On Monday, Milley said the trust the SPP cultivates is essential for overcoming threats to global security and stability like Russia’s invasion of Ukraine over a year ago.
"When you pick up the phone and call someone you trust, that can make the difference between chaos and order," he stated. "That can sometimes mean the difference between war and peace.
"You develop deep, meaningful relationships when you have broken bread together and visited one another’s hometowns," Milley continued.
Ukraine was one of 13 nations that helped launch the SPP in 1993 after the Soviet Union’s dissolution.
The U.S. has often cited the California Guard’s deep bond with Ukraine as a difference maker in the Ukrainian military’s recent battles against Russian forces.
Last night, Milley thanked Oksana Markarova, Ukraine’s ambassador to the U.S., for helping recognize the SPP’s achievements.
Milley then characterized the SPP as part of an American diplomatic tradition stretching back to the Revolutionary War.

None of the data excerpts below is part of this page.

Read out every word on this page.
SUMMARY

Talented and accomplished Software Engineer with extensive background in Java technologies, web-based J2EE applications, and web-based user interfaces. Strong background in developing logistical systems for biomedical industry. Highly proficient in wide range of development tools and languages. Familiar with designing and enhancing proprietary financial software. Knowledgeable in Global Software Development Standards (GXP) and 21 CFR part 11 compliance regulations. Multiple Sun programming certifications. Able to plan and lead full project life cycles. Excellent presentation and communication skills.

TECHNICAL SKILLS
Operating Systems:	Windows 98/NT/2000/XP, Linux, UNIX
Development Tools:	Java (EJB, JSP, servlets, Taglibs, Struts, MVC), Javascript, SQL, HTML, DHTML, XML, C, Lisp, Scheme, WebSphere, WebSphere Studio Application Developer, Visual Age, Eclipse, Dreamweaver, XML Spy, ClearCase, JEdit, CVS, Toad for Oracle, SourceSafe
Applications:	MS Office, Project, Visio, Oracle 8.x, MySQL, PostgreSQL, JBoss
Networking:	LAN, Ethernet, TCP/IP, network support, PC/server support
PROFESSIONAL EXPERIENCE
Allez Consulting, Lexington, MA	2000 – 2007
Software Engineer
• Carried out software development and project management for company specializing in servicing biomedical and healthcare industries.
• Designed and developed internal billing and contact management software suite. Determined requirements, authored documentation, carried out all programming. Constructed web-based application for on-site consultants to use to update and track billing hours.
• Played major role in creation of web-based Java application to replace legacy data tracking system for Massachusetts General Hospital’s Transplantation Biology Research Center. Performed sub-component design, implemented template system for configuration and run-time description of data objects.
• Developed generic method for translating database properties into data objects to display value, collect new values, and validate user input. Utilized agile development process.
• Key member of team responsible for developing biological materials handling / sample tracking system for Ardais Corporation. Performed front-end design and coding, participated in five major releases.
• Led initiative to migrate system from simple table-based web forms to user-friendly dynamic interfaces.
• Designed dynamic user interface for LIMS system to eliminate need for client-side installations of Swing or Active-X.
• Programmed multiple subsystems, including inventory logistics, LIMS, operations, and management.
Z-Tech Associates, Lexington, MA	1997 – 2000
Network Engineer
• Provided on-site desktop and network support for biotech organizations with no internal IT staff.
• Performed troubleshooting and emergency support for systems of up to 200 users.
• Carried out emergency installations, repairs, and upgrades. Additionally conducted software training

"The United States never goes to war alone," he noted. "We fight with the collective power of our network of partners and allies.
"That is how it has always been for the United States, even since our birth," Milley concluded. "Together, we have sacrificed, and many have died, for the spirit of freedom."
Milley additionally cited Michigan Guardsmen and Latvian troops entering combat in Afghanistan together as an example of the enduring ties the SPP builds.
According to Milley, relationships like these will prove crucial in the years ahead as the U.S. navigates near-peer competition with China and Russia.
"Relationships that are paid for in blood can never be broken," he said. "More than half the world's nations are working together for democratic ideals, self-determination and the rule of law."